A Senate hearing is scheduled today for a similar bill filed by Sen. Jane Nelson (R-Flower Mound).
Hydraulic fracturing, pumping millions of gallons of chemical-laced water deep into the ground to fracture the rock and release the gas, has been used in thousands of wells around the country but has drawn scrutiny over concerns of groundwater contamination.
This month, the Obama administration appointed a panel of experts to recommend ways to make domestic natural gas production safer and cleaner.
In Texas and other states, residents who believed their water was contaminated because of “fracking” have had trouble proving it. Repeatedly, energy companies have argued that the water was contaminated before drilling started.

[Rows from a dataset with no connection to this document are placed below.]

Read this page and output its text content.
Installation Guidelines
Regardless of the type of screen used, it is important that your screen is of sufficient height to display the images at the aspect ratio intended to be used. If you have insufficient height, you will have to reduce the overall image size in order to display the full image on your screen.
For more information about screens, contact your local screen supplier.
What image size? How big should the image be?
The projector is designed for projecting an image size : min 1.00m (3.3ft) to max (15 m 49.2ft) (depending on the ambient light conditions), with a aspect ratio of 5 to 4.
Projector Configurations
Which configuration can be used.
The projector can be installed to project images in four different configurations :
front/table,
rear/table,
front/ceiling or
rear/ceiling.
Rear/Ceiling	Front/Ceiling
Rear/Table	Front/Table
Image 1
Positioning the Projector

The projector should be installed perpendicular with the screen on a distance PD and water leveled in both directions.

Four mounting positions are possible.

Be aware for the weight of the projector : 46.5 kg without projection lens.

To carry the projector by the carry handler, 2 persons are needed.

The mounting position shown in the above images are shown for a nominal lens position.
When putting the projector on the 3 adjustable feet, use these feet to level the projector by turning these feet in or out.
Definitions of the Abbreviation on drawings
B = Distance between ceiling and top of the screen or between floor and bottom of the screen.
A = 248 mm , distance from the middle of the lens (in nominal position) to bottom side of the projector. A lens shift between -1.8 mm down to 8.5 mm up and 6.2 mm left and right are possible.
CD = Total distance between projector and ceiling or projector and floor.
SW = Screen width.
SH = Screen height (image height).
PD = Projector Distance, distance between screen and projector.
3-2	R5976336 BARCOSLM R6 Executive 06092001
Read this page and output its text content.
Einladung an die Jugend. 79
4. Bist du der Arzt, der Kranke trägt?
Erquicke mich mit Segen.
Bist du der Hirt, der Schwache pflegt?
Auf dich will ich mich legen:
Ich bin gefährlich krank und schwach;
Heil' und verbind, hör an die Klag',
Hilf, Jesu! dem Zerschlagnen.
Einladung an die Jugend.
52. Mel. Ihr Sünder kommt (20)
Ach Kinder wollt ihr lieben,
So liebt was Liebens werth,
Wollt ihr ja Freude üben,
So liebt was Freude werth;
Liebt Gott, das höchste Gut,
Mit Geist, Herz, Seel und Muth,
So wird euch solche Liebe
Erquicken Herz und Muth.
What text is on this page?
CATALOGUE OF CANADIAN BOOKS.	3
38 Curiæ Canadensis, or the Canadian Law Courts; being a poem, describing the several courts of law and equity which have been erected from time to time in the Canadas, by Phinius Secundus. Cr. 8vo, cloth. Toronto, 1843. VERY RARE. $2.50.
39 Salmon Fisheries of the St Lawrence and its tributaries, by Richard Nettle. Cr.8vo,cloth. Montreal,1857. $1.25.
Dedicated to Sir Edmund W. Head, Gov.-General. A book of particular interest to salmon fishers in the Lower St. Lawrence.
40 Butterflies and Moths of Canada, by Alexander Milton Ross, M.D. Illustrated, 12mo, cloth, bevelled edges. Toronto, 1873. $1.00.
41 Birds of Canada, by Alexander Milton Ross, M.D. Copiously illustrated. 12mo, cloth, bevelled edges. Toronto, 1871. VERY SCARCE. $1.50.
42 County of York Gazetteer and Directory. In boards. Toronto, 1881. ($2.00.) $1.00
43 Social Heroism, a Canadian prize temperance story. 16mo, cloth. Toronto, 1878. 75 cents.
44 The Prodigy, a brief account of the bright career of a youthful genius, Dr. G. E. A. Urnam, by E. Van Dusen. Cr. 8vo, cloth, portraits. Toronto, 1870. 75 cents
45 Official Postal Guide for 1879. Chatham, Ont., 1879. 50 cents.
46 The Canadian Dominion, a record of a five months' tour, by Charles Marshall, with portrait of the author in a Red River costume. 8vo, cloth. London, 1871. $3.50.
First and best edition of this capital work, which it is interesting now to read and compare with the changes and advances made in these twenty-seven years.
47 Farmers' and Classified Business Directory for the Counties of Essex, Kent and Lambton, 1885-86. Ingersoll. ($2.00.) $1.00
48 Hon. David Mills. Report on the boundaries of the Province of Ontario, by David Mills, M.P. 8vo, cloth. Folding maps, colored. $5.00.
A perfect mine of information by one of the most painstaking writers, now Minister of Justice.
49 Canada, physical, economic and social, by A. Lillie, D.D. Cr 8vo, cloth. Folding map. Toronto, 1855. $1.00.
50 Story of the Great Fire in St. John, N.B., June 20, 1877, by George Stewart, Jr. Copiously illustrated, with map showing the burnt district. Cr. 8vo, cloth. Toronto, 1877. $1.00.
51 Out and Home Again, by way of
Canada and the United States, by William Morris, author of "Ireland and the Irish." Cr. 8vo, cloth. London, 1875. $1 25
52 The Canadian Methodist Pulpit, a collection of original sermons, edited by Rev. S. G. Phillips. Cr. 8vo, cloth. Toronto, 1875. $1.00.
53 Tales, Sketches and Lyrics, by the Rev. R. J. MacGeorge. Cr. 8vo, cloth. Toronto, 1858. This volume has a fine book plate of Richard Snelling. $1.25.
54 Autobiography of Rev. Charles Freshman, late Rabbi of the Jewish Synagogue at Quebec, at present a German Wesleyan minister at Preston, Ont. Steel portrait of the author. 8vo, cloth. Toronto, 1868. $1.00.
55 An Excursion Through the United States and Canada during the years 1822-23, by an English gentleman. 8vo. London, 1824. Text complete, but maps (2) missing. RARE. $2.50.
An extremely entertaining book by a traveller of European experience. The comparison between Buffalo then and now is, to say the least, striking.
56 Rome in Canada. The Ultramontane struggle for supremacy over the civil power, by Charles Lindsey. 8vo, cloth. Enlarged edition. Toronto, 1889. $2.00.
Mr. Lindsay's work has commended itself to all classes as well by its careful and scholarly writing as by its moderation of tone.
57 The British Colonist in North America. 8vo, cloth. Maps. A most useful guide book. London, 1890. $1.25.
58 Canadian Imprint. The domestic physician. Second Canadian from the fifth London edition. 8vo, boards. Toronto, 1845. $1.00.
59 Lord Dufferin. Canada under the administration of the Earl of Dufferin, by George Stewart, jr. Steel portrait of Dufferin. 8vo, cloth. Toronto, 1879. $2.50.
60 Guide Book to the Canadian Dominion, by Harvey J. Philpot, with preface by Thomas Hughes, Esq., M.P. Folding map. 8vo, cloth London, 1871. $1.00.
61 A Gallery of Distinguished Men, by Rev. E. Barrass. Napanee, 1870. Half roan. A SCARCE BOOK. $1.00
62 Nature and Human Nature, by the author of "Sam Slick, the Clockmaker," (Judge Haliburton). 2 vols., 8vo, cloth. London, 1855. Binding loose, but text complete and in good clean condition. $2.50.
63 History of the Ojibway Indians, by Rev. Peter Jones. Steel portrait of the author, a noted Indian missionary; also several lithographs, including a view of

Critics and industry groups have said disclosure requirements would bring some clarity to the issue. Several drillers have started voluntarily disclosing their fracking chemicals.
If it becomes law, Keffer's bill will require companies to disclose the fracturing chemicals for every new well to the Texas Railroad Commission and to fracfocus.org, an online database run by the Ground Water Protection Council and the Interstate Oil and Gas Compact Commission. The House bill would require companies to estimate the concentrations of chemicals categorized as hazardous by the federal government but only to disclose the names of other chemicals, Keffer said.
Companies would be allowed to call certain chemicals trade secrets and keep them out of the database. But a landowner with a well on his or her property or an adjacent property could challenge that exemption.
Though it hasn't passed, the Texas approach is drawing interest from other states including California. Wyoming and a few other states already require different levels of disclosure of fracking chemicals.
“I think this is a good, balanced template that other states can look at,” Keffer said.
Rep. Lon Burnam (D-Fort Worth), one of the authors, echoed some environmental groups when he said the bill is weaker than he had hoped but is still worth passing.